1. For the body found at 8:30 pm on January 12 with body temperature 86°F:

• # Explanation:
• ## Step1: Use the formula for estimating time of death from body temperature
• The average body temperature of a living person is 98.6°F. The rate of cooling of a body (algor mortis) is approximately 1.5°F per hour in a normal environment.
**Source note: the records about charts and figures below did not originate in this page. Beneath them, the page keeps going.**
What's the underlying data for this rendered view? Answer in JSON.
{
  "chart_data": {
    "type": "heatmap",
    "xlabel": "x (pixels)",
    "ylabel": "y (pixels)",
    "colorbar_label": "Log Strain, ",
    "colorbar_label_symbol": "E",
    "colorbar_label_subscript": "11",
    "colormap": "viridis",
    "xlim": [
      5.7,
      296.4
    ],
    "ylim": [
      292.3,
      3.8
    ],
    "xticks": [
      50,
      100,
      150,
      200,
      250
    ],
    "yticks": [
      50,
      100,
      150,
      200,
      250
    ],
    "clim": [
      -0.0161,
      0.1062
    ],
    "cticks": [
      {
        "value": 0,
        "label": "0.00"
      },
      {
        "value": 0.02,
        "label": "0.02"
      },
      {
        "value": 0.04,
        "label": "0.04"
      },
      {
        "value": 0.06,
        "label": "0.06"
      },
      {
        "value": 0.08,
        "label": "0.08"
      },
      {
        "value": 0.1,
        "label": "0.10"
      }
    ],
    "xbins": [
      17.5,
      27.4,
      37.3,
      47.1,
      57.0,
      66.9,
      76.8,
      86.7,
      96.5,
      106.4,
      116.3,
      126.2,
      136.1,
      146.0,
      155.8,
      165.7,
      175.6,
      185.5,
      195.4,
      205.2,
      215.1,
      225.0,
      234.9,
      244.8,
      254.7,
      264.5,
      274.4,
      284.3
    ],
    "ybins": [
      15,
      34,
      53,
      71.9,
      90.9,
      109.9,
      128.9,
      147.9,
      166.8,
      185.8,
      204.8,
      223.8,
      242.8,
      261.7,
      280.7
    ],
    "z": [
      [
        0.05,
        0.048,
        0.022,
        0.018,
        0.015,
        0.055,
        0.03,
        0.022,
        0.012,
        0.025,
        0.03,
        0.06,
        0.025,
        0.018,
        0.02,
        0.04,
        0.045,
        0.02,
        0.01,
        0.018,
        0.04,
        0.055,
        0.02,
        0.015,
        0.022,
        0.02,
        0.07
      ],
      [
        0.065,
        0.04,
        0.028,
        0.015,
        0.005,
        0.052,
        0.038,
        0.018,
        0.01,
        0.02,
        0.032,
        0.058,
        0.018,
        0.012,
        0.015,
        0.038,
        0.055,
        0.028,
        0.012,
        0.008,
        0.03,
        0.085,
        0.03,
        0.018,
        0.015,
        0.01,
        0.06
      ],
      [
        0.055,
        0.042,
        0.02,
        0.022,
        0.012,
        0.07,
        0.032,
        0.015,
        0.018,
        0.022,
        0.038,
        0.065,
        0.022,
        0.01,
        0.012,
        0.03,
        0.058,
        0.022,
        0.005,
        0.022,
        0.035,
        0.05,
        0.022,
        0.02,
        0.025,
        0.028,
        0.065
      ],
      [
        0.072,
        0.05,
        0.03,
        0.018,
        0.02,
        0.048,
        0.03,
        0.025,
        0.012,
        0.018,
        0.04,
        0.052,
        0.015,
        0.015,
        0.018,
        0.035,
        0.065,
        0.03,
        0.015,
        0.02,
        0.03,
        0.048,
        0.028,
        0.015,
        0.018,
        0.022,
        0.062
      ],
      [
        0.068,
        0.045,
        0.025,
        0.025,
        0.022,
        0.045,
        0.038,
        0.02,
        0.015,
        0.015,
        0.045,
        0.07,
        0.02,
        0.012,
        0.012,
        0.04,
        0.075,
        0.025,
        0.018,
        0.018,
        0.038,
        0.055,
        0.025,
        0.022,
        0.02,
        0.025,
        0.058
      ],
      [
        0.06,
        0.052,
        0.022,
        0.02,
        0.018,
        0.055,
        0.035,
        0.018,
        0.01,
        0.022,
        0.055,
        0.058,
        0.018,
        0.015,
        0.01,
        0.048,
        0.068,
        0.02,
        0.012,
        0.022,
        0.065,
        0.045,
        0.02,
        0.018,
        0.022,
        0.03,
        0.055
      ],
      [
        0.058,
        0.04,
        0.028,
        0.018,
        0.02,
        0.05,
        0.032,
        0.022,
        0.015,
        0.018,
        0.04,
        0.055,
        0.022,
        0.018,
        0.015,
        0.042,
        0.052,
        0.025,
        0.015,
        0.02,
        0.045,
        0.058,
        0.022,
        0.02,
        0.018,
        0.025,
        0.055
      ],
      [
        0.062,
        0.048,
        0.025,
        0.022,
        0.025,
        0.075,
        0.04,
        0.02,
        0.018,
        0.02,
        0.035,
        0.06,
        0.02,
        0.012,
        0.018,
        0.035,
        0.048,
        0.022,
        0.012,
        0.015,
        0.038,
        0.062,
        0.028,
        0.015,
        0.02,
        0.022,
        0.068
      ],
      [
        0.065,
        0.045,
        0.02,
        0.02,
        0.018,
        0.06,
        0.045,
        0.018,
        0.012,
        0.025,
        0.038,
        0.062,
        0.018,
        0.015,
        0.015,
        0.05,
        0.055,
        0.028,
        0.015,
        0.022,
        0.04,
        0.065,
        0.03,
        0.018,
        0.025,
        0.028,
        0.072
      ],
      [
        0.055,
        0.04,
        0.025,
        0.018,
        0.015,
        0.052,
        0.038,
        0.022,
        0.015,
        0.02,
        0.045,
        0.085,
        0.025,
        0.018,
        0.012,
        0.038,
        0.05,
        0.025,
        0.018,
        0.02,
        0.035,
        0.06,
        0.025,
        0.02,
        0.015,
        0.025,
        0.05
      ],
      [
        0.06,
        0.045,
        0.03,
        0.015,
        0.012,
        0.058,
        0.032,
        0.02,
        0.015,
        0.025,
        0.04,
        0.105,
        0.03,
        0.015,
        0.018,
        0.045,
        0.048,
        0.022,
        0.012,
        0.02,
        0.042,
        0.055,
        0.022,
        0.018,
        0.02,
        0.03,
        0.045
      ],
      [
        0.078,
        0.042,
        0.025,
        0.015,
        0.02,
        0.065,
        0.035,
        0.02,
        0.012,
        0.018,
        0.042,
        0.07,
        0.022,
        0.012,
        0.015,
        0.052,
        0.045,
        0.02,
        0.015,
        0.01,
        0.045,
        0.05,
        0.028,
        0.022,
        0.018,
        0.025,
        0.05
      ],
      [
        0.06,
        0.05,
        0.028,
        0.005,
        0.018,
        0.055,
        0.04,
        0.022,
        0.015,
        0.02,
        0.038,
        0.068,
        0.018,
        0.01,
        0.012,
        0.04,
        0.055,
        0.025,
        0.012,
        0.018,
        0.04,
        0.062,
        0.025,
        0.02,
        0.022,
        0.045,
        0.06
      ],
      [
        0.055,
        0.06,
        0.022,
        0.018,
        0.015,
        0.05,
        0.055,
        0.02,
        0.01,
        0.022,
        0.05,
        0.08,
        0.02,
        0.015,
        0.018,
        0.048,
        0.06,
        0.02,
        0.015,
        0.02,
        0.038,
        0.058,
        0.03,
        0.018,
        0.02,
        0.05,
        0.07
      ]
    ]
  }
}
First, find the temperature difference: $\Delta T=98.6 - 86=12.6$°F.
• ## Step2: Calculate the time since death
• Then, divide the temperature difference by the rate of cooling: $t=\frac{12.6}{1.5}=8.4$ hours.
• # Answer:
• Approximately 8.4 hours before 8:30 pm on January 12, which is around 12:18 pm on January 12.

1. For the body found at 12:22 am on April 19 with body temperature 94°F:

• # Explanation:
• ## Step1: Calculate temperature difference
• $\Delta T = 98.6-94 = 4.6$°F.
• ## Step2: Calculate time since death
• $t=\frac{4.6}{1.5}\approx3.07$ hours.
• # Answer:
• Approximately 3.07 hours before 12:22 am on April 19, which is around 9:18 pm on April 18.

1. For the body found at 2:30 pm on September 27 with body temperature 74°F:

• # Explanation:
• ## Step1: Find temperature difference
• $\Delta T=98.6 - 74=24.6$°F.
• ## Step2: Calculate time since death
• $t=\frac{24.6}{1.5}=16.4$ hours.
• # Answer:
• Approximately 16.4 hours before 2:30 pm on September 27, which is around 10:06 am on September 27.